Barbie's couch more closely resembled the one I would buy two apartments later than the metal-and-black-leather-ish behemoth one of my father's chimney sweep customers had sold him for $25. Old-fashioned, allegedly a sleeper, the seat slid grudgingly forward and the back folded down to create an uneven and uncomfortable bed. Not good for all-night sleeping, but in its upright and locked position, surprisingly good for naps.

Moving me in, my father kept saying, This is not all going to fit in here, Barbara, and I kept saying, Yes, it will. I have a plan.

The Assembly Instructions for the Barbie Dream House claim that “The BARBIE DREAM HOUSE can teach your daughter to be neat and orderly.
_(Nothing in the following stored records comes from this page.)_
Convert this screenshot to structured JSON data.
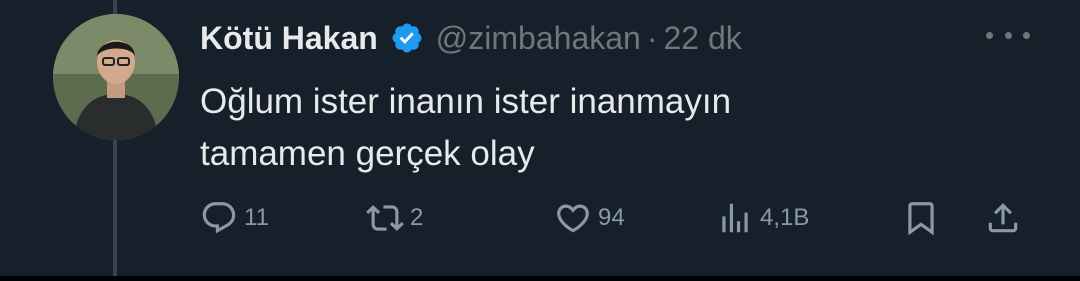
{
  "tweet": {
    "author_name": "Kötü Hakan",
    "handle": "@zimbahakan",
    "separator": "·",
    "time": "22 dk",
    "verified": true,
    "text_lines": [
      "Oğlum ister inanın ister inanmayın",
      "tamamen gerçek olay"
    ]
  },
  "actions": {
    "replies": "11",
    "retweets": "2",
    "likes": "94",
    "views": "4,1B"
  },
  "colors": {
    "background": "#15202b",
    "text": "#e7e9ea",
    "secondary": "#71767b",
    "verified": "#1d9bf0"
  },
  "icons": [
    "reply-icon",
    "retweet-icon",
    "like-icon",
    "views-icon",
    "bookmark-icon",
    "share-icon",
    "more-icon",
    "verified-badge-icon"
  ]
}
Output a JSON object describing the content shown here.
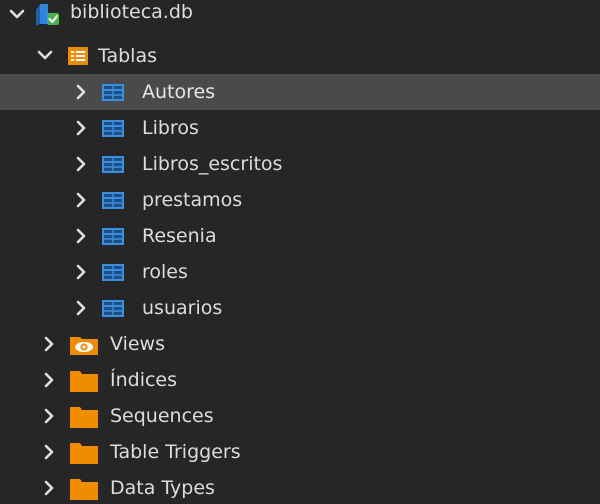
{
  "tree": {
    "database": {
      "label": "biblioteca.db",
      "icon": "database-connected-icon",
      "expanded": true
    },
    "tables_folder": {
      "label": "Tablas",
      "icon": "tables-folder-icon",
      "expanded": true
    },
    "tables": [
      {
        "label": "Autores",
        "selected": true
      },
      {
        "label": "Libros",
        "selected": false
      },
      {
        "label": "Libros_escritos",
        "selected": false
      },
      {
        "label": "prestamos",
        "selected": false
      },
      {
        "label": "Resenia",
        "selected": false
      },
      {
        "label": "roles",
        "selected": false
      },
      {
        "label": "usuarios",
        "selected": false
      }
    ],
    "folders": [
      {
        "label": "Views",
        "icon": "views-folder-icon"
      },
      {
        "label": "Índices",
        "icon": "folder-icon"
      },
      {
        "label": "Sequences",
        "icon": "folder-icon"
      },
      {
        "label": "Table Triggers",
        "icon": "folder-icon"
      },
      {
        "label": "Data Types",
        "icon": "folder-icon"
      }
    ]
  },
  "colors": {
    "background": "#262626",
    "selected_row": "#4a4a4a",
    "text": "#dcdcdc",
    "folder": "#f08c00",
    "table_icon": "#3c8fe0",
    "db_check": "#4caf50"
  }
}
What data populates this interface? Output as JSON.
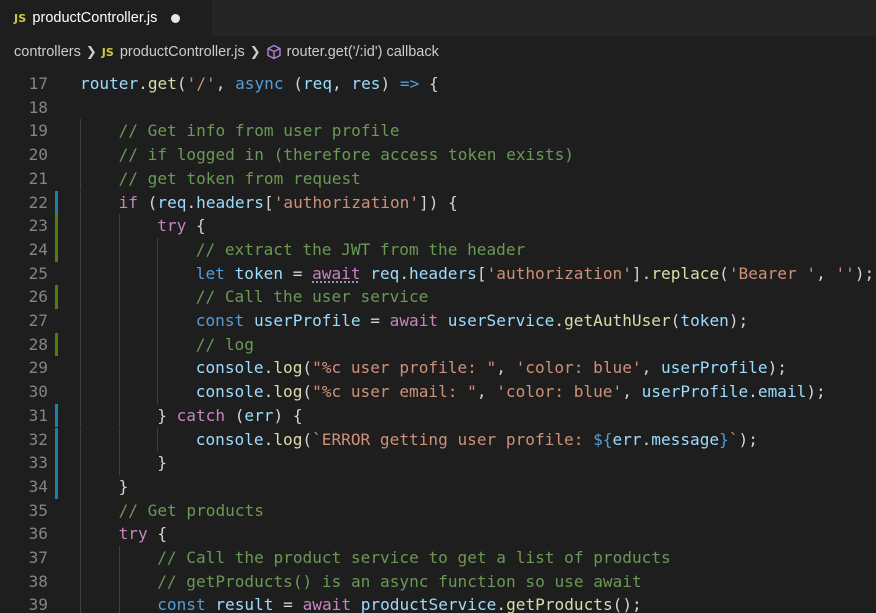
{
  "tab": {
    "badge": "JS",
    "label": "productController.js",
    "dirty": true
  },
  "breadcrumb": {
    "items": [
      {
        "label": "controllers"
      },
      {
        "label": "productController.js",
        "badge": "JS"
      },
      {
        "label": "router.get('/:id') callback",
        "icon": "symbol-method-icon"
      }
    ],
    "separator": "chevron-right-icon"
  },
  "colors": {
    "keyword_blue": "#569cd6",
    "control_purple": "#c586c0",
    "function_yellow": "#dcdcaa",
    "variable_blue": "#9cdcfe",
    "string_orange": "#ce9178",
    "comment_green": "#6a9955",
    "default_text": "#d4d4d4",
    "gutter_added": "#587c0c",
    "gutter_modified": "#1b81a8",
    "js_badge": "#cbcb41"
  },
  "code": {
    "lines": [
      {
        "n": 17,
        "indent": 0,
        "mark": "",
        "tokens": [
          [
            "router",
            "var"
          ],
          [
            ".",
            ""
          ],
          [
            "get",
            "fn"
          ],
          [
            "(",
            ""
          ],
          [
            "'/'",
            "str"
          ],
          [
            ", ",
            ""
          ],
          [
            "async",
            "kw"
          ],
          [
            " (",
            ""
          ],
          [
            "req",
            "var"
          ],
          [
            ", ",
            ""
          ],
          [
            "res",
            "var"
          ],
          [
            ") ",
            ""
          ],
          [
            "=>",
            "kw"
          ],
          [
            " {",
            ""
          ]
        ]
      },
      {
        "n": 18,
        "indent": 0,
        "mark": "",
        "tokens": []
      },
      {
        "n": 19,
        "indent": 1,
        "mark": "",
        "tokens": [
          [
            "// Get info from user profile",
            "comment"
          ]
        ]
      },
      {
        "n": 20,
        "indent": 1,
        "mark": "",
        "tokens": [
          [
            "// if logged in (therefore access token exists)",
            "comment"
          ]
        ]
      },
      {
        "n": 21,
        "indent": 1,
        "mark": "",
        "tokens": [
          [
            "// get token from request",
            "comment"
          ]
        ]
      },
      {
        "n": 22,
        "indent": 1,
        "mark": "blue",
        "tokens": [
          [
            "if",
            "ctrl"
          ],
          [
            " (",
            ""
          ],
          [
            "req",
            "var"
          ],
          [
            ".",
            ""
          ],
          [
            "headers",
            "var"
          ],
          [
            "[",
            ""
          ],
          [
            "'authorization'",
            "str"
          ],
          [
            "]) {",
            ""
          ]
        ]
      },
      {
        "n": 23,
        "indent": 2,
        "mark": "green",
        "tokens": [
          [
            "try",
            "ctrl"
          ],
          [
            " {",
            ""
          ]
        ]
      },
      {
        "n": 24,
        "indent": 3,
        "mark": "green",
        "tokens": [
          [
            "// extract the JWT from the header",
            "comment"
          ]
        ]
      },
      {
        "n": 25,
        "indent": 3,
        "mark": "",
        "tokens": [
          [
            "let",
            "kw"
          ],
          [
            " ",
            ""
          ],
          [
            "token",
            "var"
          ],
          [
            " = ",
            ""
          ],
          [
            "await",
            "ctrl squiggle"
          ],
          [
            " ",
            ""
          ],
          [
            "req",
            "var"
          ],
          [
            ".",
            ""
          ],
          [
            "headers",
            "var"
          ],
          [
            "[",
            ""
          ],
          [
            "'authorization'",
            "str"
          ],
          [
            "].",
            ""
          ],
          [
            "replace",
            "fn"
          ],
          [
            "(",
            ""
          ],
          [
            "'Bearer '",
            "str"
          ],
          [
            ", ",
            ""
          ],
          [
            "''",
            "str"
          ],
          [
            ");",
            ""
          ]
        ]
      },
      {
        "n": 26,
        "indent": 3,
        "mark": "green",
        "tokens": [
          [
            "// Call the user service",
            "comment"
          ]
        ]
      },
      {
        "n": 27,
        "indent": 3,
        "mark": "",
        "tokens": [
          [
            "const",
            "kw"
          ],
          [
            " ",
            ""
          ],
          [
            "userProfile",
            "var"
          ],
          [
            " = ",
            ""
          ],
          [
            "await",
            "ctrl"
          ],
          [
            " ",
            ""
          ],
          [
            "userService",
            "var"
          ],
          [
            ".",
            ""
          ],
          [
            "getAuthUser",
            "fn"
          ],
          [
            "(",
            ""
          ],
          [
            "token",
            "var"
          ],
          [
            ");",
            ""
          ]
        ]
      },
      {
        "n": 28,
        "indent": 3,
        "mark": "green",
        "tokens": [
          [
            "// log",
            "comment"
          ]
        ]
      },
      {
        "n": 29,
        "indent": 3,
        "mark": "",
        "tokens": [
          [
            "console",
            "var"
          ],
          [
            ".",
            ""
          ],
          [
            "log",
            "fn"
          ],
          [
            "(",
            ""
          ],
          [
            "\"%c user profile: \"",
            "str"
          ],
          [
            ", ",
            ""
          ],
          [
            "'color: blue'",
            "str"
          ],
          [
            ", ",
            ""
          ],
          [
            "userProfile",
            "var"
          ],
          [
            ");",
            ""
          ]
        ]
      },
      {
        "n": 30,
        "indent": 3,
        "mark": "",
        "tokens": [
          [
            "console",
            "var"
          ],
          [
            ".",
            ""
          ],
          [
            "log",
            "fn"
          ],
          [
            "(",
            ""
          ],
          [
            "\"%c user email: \"",
            "str"
          ],
          [
            ", ",
            ""
          ],
          [
            "'color: blue'",
            "str"
          ],
          [
            ", ",
            ""
          ],
          [
            "userProfile",
            "var"
          ],
          [
            ".",
            ""
          ],
          [
            "email",
            "var"
          ],
          [
            ");",
            ""
          ]
        ]
      },
      {
        "n": 31,
        "indent": 2,
        "mark": "blue",
        "tokens": [
          [
            "} ",
            ""
          ],
          [
            "catch",
            "ctrl"
          ],
          [
            " (",
            ""
          ],
          [
            "err",
            "var"
          ],
          [
            ") {",
            ""
          ]
        ]
      },
      {
        "n": 32,
        "indent": 3,
        "mark": "blue",
        "tokens": [
          [
            "console",
            "var"
          ],
          [
            ".",
            ""
          ],
          [
            "log",
            "fn"
          ],
          [
            "(",
            ""
          ],
          [
            "`ERROR getting user profile: ",
            "str"
          ],
          [
            "${",
            "kw"
          ],
          [
            "err",
            "var"
          ],
          [
            ".",
            ""
          ],
          [
            "message",
            "var"
          ],
          [
            "}",
            "kw"
          ],
          [
            "`",
            "str"
          ],
          [
            ");",
            ""
          ]
        ]
      },
      {
        "n": 33,
        "indent": 2,
        "mark": "blue",
        "tokens": [
          [
            "}",
            ""
          ]
        ]
      },
      {
        "n": 34,
        "indent": 1,
        "mark": "blue",
        "tokens": [
          [
            "}",
            ""
          ]
        ]
      },
      {
        "n": 35,
        "indent": 1,
        "mark": "",
        "tokens": [
          [
            "// Get products",
            "comment"
          ]
        ]
      },
      {
        "n": 36,
        "indent": 1,
        "mark": "",
        "tokens": [
          [
            "try",
            "ctrl"
          ],
          [
            " {",
            ""
          ]
        ]
      },
      {
        "n": 37,
        "indent": 2,
        "mark": "",
        "tokens": [
          [
            "// Call the product service to get a list of products",
            "comment"
          ]
        ]
      },
      {
        "n": 38,
        "indent": 2,
        "mark": "",
        "tokens": [
          [
            "// getProducts() is an async function so use await",
            "comment"
          ]
        ]
      },
      {
        "n": 39,
        "indent": 2,
        "mark": "",
        "tokens": [
          [
            "const",
            "kw"
          ],
          [
            " ",
            ""
          ],
          [
            "result",
            "var"
          ],
          [
            " = ",
            ""
          ],
          [
            "await",
            "ctrl"
          ],
          [
            " ",
            ""
          ],
          [
            "productService",
            "var"
          ],
          [
            ".",
            ""
          ],
          [
            "getProducts",
            "fn"
          ],
          [
            "();",
            ""
          ]
        ]
      }
    ]
  }
}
In addition to storing the garments and accessories on the rack and in the drawer, the furniture can be stored in the space between the front of the wardrobe and the folded sides as shown.” I don't know about neat and orderly, but years of playing with the Barbie Dream House had certainly taught me to cram a lot into a little. For the first week or so, the place looked just like the dream house at the end of playtime, the furniture and boxes stacked together like a wooden cube puzzle. The cats could travel the whole living area without once touching the (not shag) orange carpet that was, if not the exact shade of one of Barbie’s throw rugs, a darn close match.

I had little space and no money, but no matter: this "one" finally had a room of her own.

Unfortunately, despite Virginia Woolf's eloquent treatise, there would be no writing of fiction in that room, no writing of any kind; that dream had been cast aside long before. It would be another fifteen years before I went looking for it.